Formateurs en négociation sous-payés, missions annulées la veille sans indemnisation, obligations d’exclusivité déguisées, faux statuts d’autoentrepreneurs/micro-entreprises
Tout cela n’a rien d’une simple “dureté du marché”. C’est souvent illégal. Le droit du travail et le droit pénal offrent des armes puissantes : requalification en contrat de travail, redressements, condamnations pour travail dissimulé. Mais isolé, un formateur n’a ni le temps ni les moyens de mobiliser ces règles. D’où l’intérêt d’un syndicat spécialisé, configuré dès le départ pour détecter les abus, les documenter, les attaquer et les utiliser comme levier dans la négociation.
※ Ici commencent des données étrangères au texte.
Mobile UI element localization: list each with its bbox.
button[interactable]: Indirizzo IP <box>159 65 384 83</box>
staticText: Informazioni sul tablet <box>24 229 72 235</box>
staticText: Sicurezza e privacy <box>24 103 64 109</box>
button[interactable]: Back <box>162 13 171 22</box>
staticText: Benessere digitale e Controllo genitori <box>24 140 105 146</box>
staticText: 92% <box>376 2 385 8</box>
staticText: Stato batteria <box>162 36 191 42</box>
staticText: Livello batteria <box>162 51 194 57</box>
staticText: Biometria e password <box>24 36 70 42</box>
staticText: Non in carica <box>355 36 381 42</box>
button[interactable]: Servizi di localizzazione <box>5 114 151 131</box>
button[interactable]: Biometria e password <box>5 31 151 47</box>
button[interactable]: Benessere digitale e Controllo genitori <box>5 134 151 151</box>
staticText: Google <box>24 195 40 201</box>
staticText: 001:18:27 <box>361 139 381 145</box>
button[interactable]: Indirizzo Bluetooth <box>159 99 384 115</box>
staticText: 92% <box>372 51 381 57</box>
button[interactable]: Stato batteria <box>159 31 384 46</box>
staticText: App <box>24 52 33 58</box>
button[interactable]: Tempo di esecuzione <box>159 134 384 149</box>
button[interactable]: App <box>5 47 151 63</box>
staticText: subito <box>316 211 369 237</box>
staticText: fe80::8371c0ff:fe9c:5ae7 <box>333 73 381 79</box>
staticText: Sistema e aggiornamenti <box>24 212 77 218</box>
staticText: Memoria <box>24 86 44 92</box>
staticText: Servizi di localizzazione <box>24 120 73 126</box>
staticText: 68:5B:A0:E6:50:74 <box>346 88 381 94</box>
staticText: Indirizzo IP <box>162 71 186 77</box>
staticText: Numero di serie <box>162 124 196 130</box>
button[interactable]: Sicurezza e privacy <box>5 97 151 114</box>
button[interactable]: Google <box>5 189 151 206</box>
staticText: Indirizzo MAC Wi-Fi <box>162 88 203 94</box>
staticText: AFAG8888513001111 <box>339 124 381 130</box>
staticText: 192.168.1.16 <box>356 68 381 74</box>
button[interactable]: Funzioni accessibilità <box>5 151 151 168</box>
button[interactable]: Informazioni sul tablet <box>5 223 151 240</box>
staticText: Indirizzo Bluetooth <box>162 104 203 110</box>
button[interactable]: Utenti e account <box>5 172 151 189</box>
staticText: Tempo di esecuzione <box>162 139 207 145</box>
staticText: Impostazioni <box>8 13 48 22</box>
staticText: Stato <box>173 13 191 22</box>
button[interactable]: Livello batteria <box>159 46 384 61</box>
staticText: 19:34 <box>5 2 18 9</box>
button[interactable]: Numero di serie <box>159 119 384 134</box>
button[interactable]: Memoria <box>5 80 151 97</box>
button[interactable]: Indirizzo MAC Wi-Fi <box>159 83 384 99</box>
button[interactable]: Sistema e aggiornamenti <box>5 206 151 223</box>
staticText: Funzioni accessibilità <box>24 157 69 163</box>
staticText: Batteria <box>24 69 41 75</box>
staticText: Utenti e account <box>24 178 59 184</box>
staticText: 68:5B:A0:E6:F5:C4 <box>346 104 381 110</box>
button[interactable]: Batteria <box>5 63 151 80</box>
Ce deuxième article explique, de manière très concrète, comment un syndicat de formateurs en négociation peut construire une stratégie complète : diagnostic, requalification, lutte contre le travail dissimulé, contentieux groupés, mais aussi négociation raisonnée avec les organismes pour sécuriser des conditions plus justes.
I – COMPRENDRE LES FAUX INDÉPENDANTS ET LA REQUALIFICATION
1.1. Quand un “indépendant” est en réalité un salarié
En droit français, ce n’est pas l’étiquette “freelance” ou “micro‑entrepreneur” qui compte, mais les conditions concrètes dans lesquelles le travail est réalisé.
Classiquement, trois éléments définissent le contrat de travail :
- une prestation de travail ;
- une rémunération ;
- un lien de subordination juridique : pouvoir de donner des ordres, de contrôler l’exécution et de sanctionner les manquements.
Chez beaucoup de formateurs en négociation, on retrouve :
- un planning imposé par l’organisme ;
- des contenus et supports imposés ;
- des comptes‑rendus à fournir, des évaluations à suivre ;
- un tarif non négociable, fixé unilatéralement ;
- parfois même des réunions obligatoires, des procédures à respecter au détail près.
Dès lors que le formateur est intégré dans un service organisé et placé sous ce type de contrôle, le lien de subordination est fortement présumé, même s’il émet des factures et qu’il possède un numéro SIRET.
Exemple concret
Un formateur en négociation commerciale travaille depuis trois ans pour le même organisme. Tout est géré par la plateforme interne : dates, contenus, supports, évaluations. Il ne fixe jamais les tarifs, n’a pas de clients propres et doit assister à des réunions hebdomadaires. Malgré un statut affiché de “micro‑entrepreneur”, tous les indices convergent : en droit, il est salarié.
1.2. La requalification : un outil central de la protection syndicale
Quand les indices montrent que le formateur est en réalité salarié, l’enjeu est la requalification du contrat commercial en contrat de travail.
Cette requalification peut être demandée :
- devant le conseil de prud’hommes (pour le formateur) ;
- dans le cadre de contrôles URSSAF (pour les cotisations sociales) ;
- parfois même en parallèle d’une procédure pénale pour travail dissimulé.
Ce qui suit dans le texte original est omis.